I was depressed a lot in college and I turned to food to make me feel better. If it was a Saturday night and I was alone in my apartment and I was starting to worry about the future, then a trip to McDonald's was my saving grace. By the time I was a senior, food became the highlight of each day for me and I basically lived for food. I would eat an entire tub of ice cream for breakfast and two pizzas from Little Caesar's for dinner, and it didn't bother me in the slightest to do so.
By the time January 2019 rolled around, I decided that I had let myself go too much and that at a minimum, I would rock climb once a week. On February 6, 2019, I took a belay class at my university's rock climbing wall and tried bouldering for the first time. By the end of the month, I was rock climbing for 2-3 hours 3-4 times a week, lifting weights 3 times a week, and eating 700-1000 calories below TDEE. I loved everything about the sport and I wanted to improve faster than all of my friends and become one of the stronger guys at the gym.
From February 2019 to June 2019, I went from 25% body fat (168 lbs) to 13% body fat (144 lbs) and got a six-pack and all that. Then I switched to maintenance. The first two weeks of maintenance went okay, but I was super unsatisfied with the amount I was eating, so I started eating more and more, and then I let a binge or two slip in, and then I had one really bad binge where I tried to make myself throw up, and after that I basically alternated between binging and restricting. In the first month of binging, I gained 16 lbs. Since then, I have managed to maintain my weight, because I muster enough 1500-2000 calorie days to counteract the 5000-7000 calorie days.
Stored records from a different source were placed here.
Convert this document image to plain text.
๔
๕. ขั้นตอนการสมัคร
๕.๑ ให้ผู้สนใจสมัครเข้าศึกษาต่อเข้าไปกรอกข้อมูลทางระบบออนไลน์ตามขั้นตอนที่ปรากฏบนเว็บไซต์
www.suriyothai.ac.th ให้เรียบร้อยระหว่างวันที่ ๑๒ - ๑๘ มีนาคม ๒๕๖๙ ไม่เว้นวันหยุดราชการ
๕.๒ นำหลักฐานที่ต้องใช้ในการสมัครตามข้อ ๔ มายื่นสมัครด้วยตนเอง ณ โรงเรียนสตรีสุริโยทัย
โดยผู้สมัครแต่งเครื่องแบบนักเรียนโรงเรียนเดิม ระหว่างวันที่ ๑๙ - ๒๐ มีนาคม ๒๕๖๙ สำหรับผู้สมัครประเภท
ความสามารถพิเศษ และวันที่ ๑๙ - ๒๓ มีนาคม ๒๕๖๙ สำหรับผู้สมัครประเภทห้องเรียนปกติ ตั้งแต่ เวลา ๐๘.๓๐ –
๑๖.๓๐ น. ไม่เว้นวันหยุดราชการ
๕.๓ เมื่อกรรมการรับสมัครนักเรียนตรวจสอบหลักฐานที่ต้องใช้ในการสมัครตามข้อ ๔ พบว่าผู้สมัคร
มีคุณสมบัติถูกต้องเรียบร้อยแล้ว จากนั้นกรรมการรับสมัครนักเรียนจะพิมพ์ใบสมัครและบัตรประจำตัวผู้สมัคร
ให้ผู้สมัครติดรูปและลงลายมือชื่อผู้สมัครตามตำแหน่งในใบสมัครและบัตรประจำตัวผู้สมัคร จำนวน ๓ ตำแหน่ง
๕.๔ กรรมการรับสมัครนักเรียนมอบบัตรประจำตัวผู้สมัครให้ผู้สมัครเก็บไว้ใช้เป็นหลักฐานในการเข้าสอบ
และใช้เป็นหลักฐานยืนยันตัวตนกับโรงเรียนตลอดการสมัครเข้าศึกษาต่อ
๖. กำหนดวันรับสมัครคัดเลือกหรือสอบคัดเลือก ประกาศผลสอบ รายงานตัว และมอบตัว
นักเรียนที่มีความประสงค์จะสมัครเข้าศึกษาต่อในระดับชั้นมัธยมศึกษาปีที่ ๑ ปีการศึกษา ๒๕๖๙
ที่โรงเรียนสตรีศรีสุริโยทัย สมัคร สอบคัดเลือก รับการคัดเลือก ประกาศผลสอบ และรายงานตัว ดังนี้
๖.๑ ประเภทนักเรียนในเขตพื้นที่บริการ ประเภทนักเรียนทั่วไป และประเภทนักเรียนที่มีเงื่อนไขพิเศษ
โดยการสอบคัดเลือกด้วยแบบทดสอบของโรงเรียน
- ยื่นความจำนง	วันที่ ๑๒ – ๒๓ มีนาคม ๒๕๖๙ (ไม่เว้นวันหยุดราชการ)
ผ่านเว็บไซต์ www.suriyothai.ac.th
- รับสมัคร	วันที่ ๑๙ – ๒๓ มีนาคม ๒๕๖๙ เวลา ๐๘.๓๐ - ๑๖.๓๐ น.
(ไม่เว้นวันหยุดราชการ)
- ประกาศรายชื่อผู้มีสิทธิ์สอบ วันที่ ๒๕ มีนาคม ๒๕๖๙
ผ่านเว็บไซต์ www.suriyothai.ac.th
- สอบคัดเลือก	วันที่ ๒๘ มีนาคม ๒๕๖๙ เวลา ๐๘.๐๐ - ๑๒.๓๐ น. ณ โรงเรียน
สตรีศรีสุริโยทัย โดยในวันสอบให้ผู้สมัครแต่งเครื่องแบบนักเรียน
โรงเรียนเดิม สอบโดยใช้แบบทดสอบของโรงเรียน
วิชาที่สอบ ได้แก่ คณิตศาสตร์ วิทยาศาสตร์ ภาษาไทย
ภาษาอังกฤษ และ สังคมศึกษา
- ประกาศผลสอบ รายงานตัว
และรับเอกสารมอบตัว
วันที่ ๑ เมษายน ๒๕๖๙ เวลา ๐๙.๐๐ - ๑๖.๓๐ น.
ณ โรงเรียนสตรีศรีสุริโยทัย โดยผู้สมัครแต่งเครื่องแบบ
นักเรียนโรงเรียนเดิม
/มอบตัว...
The signs of developing binge eating disorder were all there. During my weight loss journey I made posts on here about how I missed eating whatever I wanted whenever I wanted, and how I could not imagine living the rest of my life eating 2200-2500 calories a day (my TDEE at the time). Like, if I won't ever be able to eat an entire pizza, an entire family size bag of chips, and an entire container of ice cream in one sitting again, then what's the point? The addiction to food I had developed in college became my downfall in the form of FOMO.
These are all the things I've tried to defeat binge eating in the past eight months:
- Keto, letting myself eat as much as I want, but I have to eat <20g net carbs. My theory with this is that my binges are partially caused by sugar addiction, since my binges basically consist of ice cream + candy + donuts + cookies + pizza. I got to 10ish days a couple of times, but always binged after that.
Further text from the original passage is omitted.